Data Explorer–Where Does The Real Work Get Done?
Yes, I know, I’ve been blogging a lot over the last week or so – I can’t help it, there’s been so much interesting stuff to blog about! Anyway, here’s yet another post about Data Explorer; not about functionality this time, but the result of some investigations about how it works and some ideas that resulted from that.
After having played around with Data Explorer so much, I started to wonder just how scalable it is. In the course of doing this I found out that while Data Explorer can (and must) do a lot of the data processing logic itself, it pushes as much of that logic back to the data source whenever it can. For example, if you connect to the Adventure Works DW database in SQL Server and then implement some simple steps in a Data Explorer query that:
- Import everything from the DimDate table, hiding everything except the DayNumberOfWeek column
- Filter it so that DayNumberOfWeek is greater than 5:
= Table.SelectRows(DimDate, each [DayNumberOfWeek] > 5)
- Return the count of the number of rows that are returned:
…you can see if you run a Profiler trace that all of this logic is translated to SQL and not evaluated in Data Explorer itself. Here’s the final SQL statement generated by the third step above:
select count(1) as [$Item]
from [dbo].[DimDate] as [$Table]
) as [_]
where [_].[DayNumberOfWeek] > 5
) as [$Table]
I’m not sure which other data sources this is possible for, but it’s a good thing to see – you’re more likely to get good performance by doing the work back in the database than on your desktop. I wonder if it does this for Hive queries? If so, that would make it very useful for working with Hadoop/HDInsight.
And what about data sources where this isn’t possible though, like csv? I decided to test it out by loading a very large (1.4 GB) csv file I have with two columns containing integer values and 86 million rows, filtering it so that one of the column values was not null and less than 500000, and finding the resulting count of rows. Unfortunately I had to kill the query refresh after 15 minutes… In contrast, loading the same file into the Excel Data Model took almost exactly 6 minutes, and a DAX measure to do the same count/filter operation returned instantly. Not really a surprise I suppose, but it would be nice to have the option when working with csv files to load data into the Excel Data Model before you did anything else and then, when you did your transforms in Data Explorer, have those translated back to DAX queries and calculations. Alas, Data Explorer doesn’t support the Excel Data Model, PowerPivot or SSAS as data sources at the moment – I hope this changes soon.

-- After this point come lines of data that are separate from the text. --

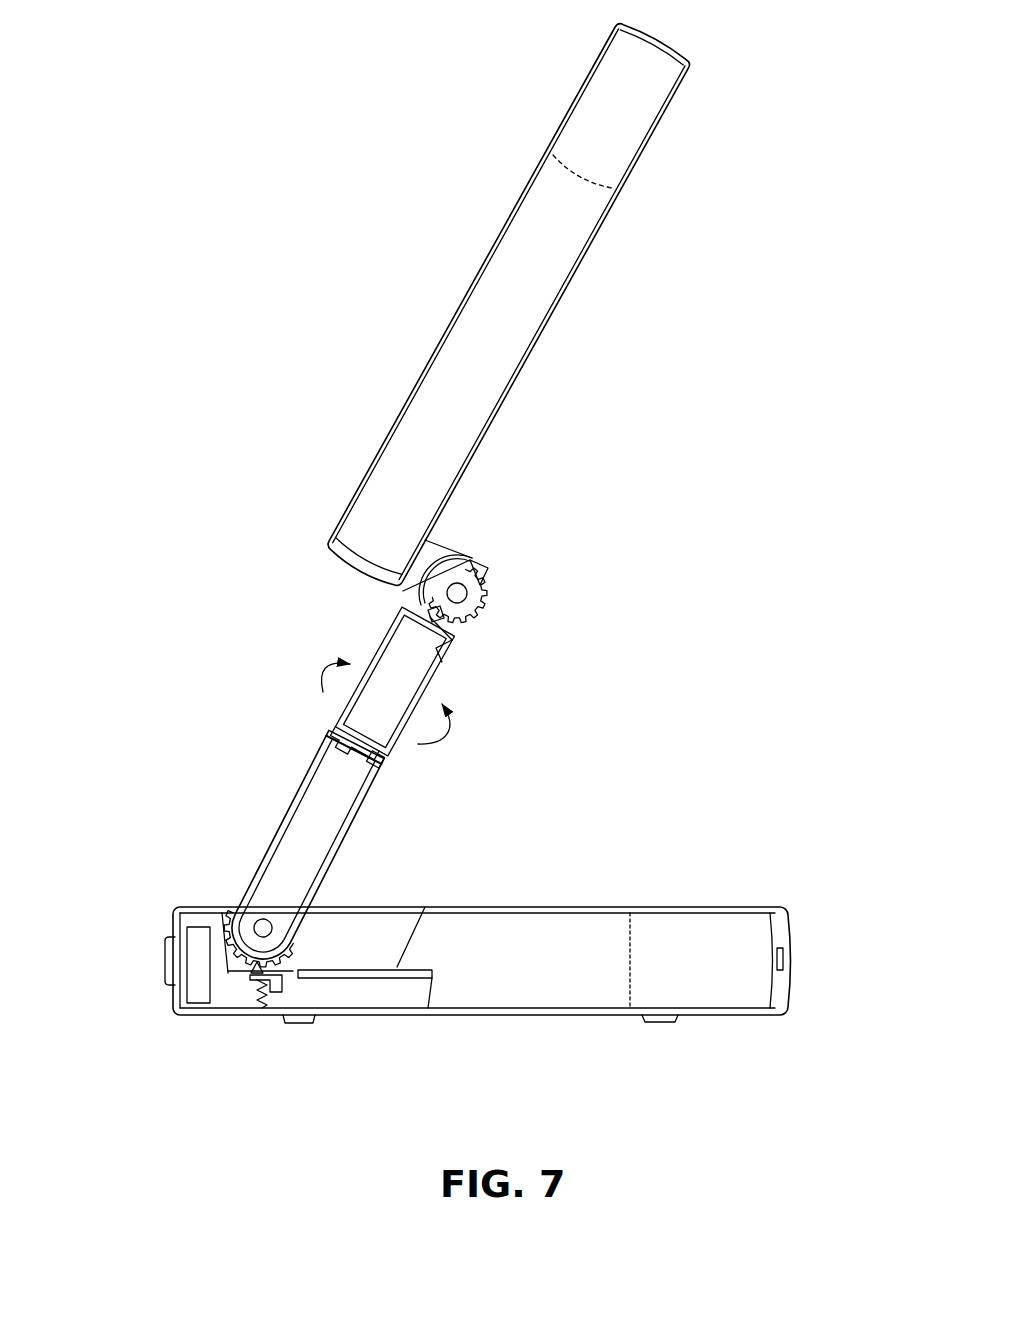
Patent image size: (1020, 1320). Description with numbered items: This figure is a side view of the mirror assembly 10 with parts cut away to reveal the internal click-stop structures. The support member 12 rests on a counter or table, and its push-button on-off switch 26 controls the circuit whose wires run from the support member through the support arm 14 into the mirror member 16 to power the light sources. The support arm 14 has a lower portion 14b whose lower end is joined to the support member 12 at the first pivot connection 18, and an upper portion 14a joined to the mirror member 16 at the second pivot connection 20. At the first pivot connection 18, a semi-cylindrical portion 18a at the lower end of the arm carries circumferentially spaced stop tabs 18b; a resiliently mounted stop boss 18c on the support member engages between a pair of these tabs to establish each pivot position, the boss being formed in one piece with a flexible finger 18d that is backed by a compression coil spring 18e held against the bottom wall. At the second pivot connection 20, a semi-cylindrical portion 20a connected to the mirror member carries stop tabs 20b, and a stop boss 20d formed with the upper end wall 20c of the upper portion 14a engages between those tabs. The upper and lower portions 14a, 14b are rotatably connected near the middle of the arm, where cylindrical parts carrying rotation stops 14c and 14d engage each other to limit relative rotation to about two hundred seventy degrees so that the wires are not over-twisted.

The mirror assembly 10 is at (637, 497).
The support member 12 is at (692, 905).
The support arm 14 is at (265, 813).
The upper portion 14a is at (390, 647).
The lower portion 14b is at (358, 805).
The rotation stop 14c is at (343, 735).
The rotation stop 14d is at (382, 753).
The mirror member 16 is at (437, 290).
The first pivot connection 18 is at (302, 933).
The semi-cylindrical portion 18a is at (230, 927).
The stop tabs 18b is at (245, 960).
The stop boss 18c is at (257, 968).
The flexible finger 18d is at (273, 978).
The compression coil spring 18e is at (265, 1003).
The second pivot connection 20 is at (481, 553).
The semi-cylindrical portion 20a is at (477, 602).
The stop tabs 20b is at (486, 577).
The upper end wall 20c is at (432, 655).
The stop boss 20d is at (447, 633).
The switch 26 is at (167, 987).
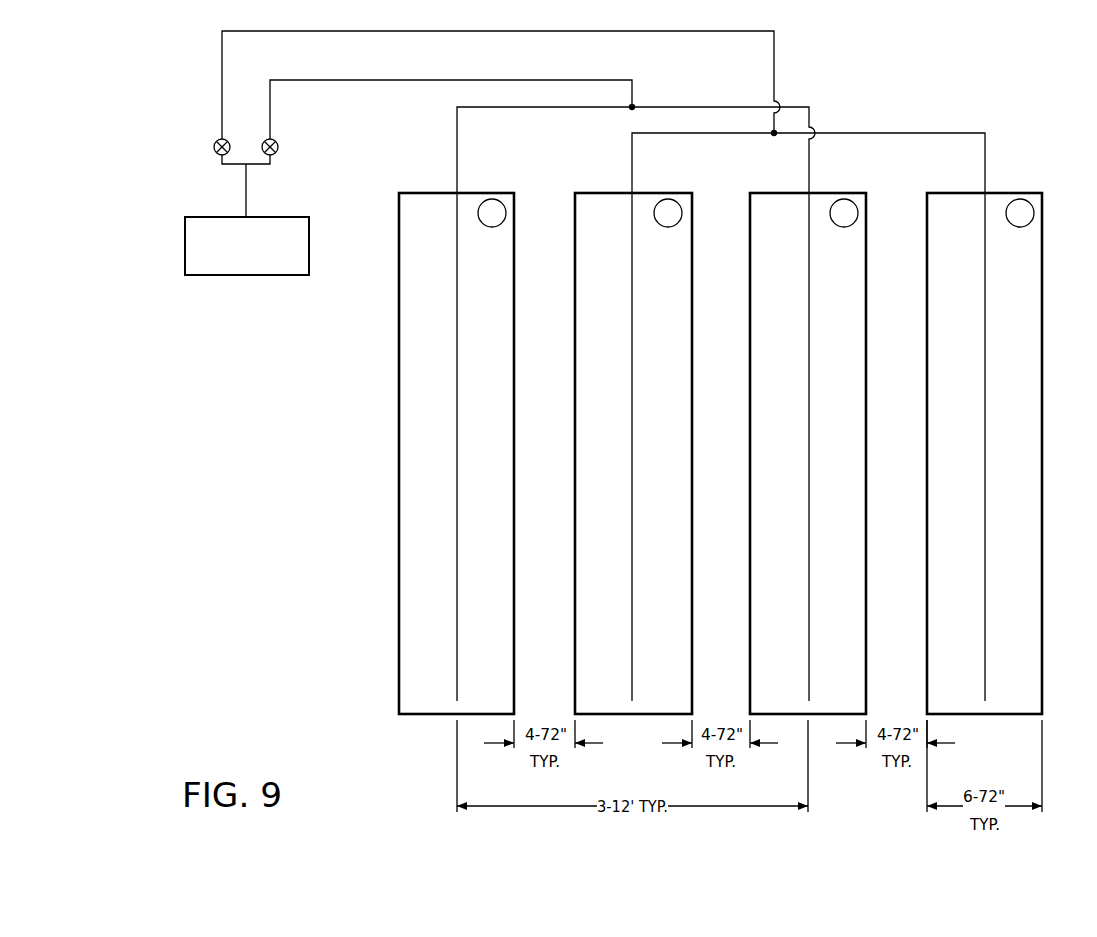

This leads me on to the observation that in a lot of self-service BI scenarios the distinction between ETL and reporting can be blurred. If you just want to see a simple table showing your sales broken down by product in an Excel spreadsheet, you could build this quite easily with Data Explorer and not go near PowerPivot or the Excel Data Model. It would probably be easier to build too, since Data Explorer allows you to break complex operations into multiple steps, whereas putting all your logic in a single DAX expression can be mind-bendingly difficult (I’m reminded of this post I wrote two years ago). On the other hand you can do a lot of ETL-type things inside PowerPivot with calculated columns and measures; people have also been asking for the ability to use tables in the Excel Data Model as a data source for other tables (see here for example), for ETL purposes – it can be much faster and more elegant to use DAX to do some types of ETL work than SQL or SSIS. In the future I’d love to see tighter integration between Data Explorer and the Excel Data Model/PowerPivot so that we can get the best of both worlds.